Prefer to listen? Click play.

Nearly ten years ago, when the first stirrings of a move towards urban farming in Detroit were barely visible, law professor and urbanologist John Mogk was the lead writer on an amazing article, “Promoting Urban Agriculture as an Alternative Land Use for Vacant Properties in the City of Detroit: Benefits, Problems, and Proposals.”

Mogk, who has served on too many boards and commissions to count, wrote it with two of his students as part of an effort to get the city to amend its zoning ordinance to permit urban agriculture, which Detroit did then do.

His article, published in the Wayne Law Review, concluded that the benefits to Detroit of urban agriculture would be immense. “No activity has greater potential for realizing economic justice than urban agriculture, if city land is made available on a widespread basis to residents to help meet their nutritional needs,” Mogk wrote.

Today, a growing set of urban pioneers is trying to make that happen, from Malik Yakini’s Black Community Food Security Network to Gary Wozniak’s Recovery Park.

It is hard to say how many people they have reached and helped and inspired to get involved themselves, but it is clearly a growing number.  There are also more commercial efforts, and other developments like Hantz Woodlands on the East Side of Detroit, which seems likely to become the largest urban tree farm in America.

Back when he was running for mayor, I said something about the potential for farming in Detroit to Kwame Kilpatrick, who sort of snorted.  His vision appeared to be that of a revived industrial metropolis with a population once again booming towards its postwar peak of something close to a million people.  That didn’t make much sense in 2001, and it makes none now.  Detroit was always geographically large by comparison with other cities.

You could fit Manhattan and Boston and Seattle within its 139 square mile borders, and have room left over.  Today Detroit has maybe 670,000 people, just a little over one-third of its peak population.  There may be close to 40 square miles of vacant land.

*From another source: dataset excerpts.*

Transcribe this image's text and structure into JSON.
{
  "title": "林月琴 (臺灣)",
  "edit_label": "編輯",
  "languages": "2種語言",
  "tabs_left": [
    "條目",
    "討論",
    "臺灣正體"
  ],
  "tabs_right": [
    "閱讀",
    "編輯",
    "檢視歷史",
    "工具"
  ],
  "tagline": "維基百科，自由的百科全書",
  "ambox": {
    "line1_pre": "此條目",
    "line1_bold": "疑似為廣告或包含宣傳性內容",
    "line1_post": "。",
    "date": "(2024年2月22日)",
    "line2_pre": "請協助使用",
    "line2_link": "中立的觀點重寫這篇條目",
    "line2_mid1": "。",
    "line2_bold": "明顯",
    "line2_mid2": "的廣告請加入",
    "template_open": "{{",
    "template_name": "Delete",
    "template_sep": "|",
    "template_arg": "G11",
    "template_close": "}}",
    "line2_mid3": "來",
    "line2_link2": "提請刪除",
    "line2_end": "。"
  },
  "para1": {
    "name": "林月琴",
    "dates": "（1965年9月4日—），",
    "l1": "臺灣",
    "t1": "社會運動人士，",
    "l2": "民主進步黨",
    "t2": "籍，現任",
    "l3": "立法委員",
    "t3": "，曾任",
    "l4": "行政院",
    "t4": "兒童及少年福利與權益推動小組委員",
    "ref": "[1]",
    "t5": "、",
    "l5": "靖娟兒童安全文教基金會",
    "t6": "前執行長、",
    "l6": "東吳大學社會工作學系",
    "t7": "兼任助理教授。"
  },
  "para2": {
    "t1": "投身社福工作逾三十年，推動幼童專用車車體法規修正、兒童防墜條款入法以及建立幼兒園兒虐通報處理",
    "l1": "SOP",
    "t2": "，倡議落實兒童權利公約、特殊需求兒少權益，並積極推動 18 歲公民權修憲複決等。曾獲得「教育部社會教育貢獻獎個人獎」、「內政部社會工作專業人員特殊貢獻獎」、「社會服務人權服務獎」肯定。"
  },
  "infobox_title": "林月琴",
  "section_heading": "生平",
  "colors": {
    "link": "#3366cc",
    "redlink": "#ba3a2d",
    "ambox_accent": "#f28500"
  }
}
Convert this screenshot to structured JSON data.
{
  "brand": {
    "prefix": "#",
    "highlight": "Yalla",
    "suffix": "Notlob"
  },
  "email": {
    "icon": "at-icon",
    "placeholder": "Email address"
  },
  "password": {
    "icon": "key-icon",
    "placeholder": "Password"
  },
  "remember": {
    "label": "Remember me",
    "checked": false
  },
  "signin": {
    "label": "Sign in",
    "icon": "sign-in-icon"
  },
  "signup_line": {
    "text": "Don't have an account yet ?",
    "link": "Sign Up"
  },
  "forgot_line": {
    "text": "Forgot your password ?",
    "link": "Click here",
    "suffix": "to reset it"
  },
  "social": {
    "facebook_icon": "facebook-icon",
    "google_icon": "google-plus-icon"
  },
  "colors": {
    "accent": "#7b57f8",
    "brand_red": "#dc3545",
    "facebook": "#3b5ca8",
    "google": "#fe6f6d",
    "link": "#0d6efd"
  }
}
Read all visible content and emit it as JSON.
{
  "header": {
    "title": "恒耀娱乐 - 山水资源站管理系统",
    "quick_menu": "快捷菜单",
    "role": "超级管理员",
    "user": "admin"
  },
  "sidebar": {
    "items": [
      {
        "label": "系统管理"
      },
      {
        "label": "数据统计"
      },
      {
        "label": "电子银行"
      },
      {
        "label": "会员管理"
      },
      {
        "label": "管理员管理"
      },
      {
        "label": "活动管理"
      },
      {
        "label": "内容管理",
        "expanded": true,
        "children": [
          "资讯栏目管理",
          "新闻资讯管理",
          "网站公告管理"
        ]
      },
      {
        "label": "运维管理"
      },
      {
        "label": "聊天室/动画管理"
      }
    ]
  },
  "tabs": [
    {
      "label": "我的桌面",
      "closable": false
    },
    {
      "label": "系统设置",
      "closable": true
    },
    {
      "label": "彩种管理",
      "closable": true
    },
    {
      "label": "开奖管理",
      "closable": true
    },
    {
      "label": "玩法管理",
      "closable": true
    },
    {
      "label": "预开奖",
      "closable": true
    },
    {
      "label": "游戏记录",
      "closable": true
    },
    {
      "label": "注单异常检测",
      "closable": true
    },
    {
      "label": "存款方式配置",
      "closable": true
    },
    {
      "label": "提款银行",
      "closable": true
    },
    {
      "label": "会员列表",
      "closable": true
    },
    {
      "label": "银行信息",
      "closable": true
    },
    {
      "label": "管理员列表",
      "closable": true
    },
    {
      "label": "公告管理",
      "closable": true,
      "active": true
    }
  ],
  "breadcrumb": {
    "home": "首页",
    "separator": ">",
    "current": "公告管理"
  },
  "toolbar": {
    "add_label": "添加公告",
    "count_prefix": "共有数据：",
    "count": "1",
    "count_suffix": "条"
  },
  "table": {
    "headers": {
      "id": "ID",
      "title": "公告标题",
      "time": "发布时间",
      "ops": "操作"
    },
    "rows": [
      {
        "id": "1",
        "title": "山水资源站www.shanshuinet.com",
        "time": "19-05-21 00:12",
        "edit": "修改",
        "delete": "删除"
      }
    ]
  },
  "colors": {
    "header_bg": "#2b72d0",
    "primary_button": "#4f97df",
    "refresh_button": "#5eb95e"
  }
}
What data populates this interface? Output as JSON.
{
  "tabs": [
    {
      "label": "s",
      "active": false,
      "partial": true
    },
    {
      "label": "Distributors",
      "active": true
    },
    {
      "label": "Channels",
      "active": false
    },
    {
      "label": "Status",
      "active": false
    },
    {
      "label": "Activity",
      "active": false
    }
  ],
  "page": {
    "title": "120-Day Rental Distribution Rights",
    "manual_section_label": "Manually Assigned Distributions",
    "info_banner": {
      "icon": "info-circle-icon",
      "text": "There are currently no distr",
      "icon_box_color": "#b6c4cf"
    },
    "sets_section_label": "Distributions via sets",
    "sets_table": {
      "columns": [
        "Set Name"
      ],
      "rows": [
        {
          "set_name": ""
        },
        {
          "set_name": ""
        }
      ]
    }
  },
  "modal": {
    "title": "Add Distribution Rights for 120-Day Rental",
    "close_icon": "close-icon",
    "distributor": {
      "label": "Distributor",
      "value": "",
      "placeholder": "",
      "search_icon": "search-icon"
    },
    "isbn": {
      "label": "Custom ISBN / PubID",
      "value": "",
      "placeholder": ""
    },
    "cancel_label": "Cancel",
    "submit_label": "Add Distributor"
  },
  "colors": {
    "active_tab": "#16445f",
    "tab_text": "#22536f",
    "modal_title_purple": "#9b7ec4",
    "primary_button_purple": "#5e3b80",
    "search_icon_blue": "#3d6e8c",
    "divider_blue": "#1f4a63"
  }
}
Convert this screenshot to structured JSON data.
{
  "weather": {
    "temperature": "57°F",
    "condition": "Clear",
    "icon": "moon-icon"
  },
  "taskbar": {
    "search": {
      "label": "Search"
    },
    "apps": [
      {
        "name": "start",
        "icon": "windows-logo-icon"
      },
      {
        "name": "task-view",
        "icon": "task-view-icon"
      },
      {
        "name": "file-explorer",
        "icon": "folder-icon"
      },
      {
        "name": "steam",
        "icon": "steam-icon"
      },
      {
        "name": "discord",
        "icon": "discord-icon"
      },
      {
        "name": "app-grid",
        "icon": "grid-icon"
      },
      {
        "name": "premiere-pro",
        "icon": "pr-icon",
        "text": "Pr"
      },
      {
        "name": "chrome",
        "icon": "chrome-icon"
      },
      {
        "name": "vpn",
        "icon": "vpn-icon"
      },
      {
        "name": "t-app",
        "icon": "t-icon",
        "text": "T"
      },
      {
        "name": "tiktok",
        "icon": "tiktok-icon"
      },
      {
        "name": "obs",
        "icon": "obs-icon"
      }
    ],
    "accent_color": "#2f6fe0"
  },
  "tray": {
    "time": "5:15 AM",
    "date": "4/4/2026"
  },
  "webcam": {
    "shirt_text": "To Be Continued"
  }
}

As Mogk and his students noted in their article. “The city of Detroit can no longer afford to maintain the vast amount of vacant land it owns. At the same time,” they noted “Detroit is faced with a void of nutrition combined with high rates of crime and vandalism.”

Urban agriculture, they admit, “is not a panacea for all of the Detroit’s problems, but it does address many of the city’s problems through a single comprehensive program.”

They concluded, “the benefits of urban agriculture far outweigh its shortcomings. Where farming takes hold, Detroit will no longer need to spend money to secure, clean and maintain vacant property, because these properties will be returned to a productive, sustainable use.”

That’s starting to happen.  Eventually, if and when urban farming really takes off, there may need to be safeguards against various types of exploitation, as well as checks to make sure crops aren’t being grown on dangerously contaminated land.  But the potential is exciting.

Ironically, the classic booming industrial Detroit was largely the creation of the first Henry Ford, who grew up on a farm and hated rural life.  Today, there must still be some elders in the city who fled farm work in Mississippi to come to Detroit.

They likely remember how to grow crops, and may have other knowledge today’s urban farmers need. Life does sometimes come full circle, after all.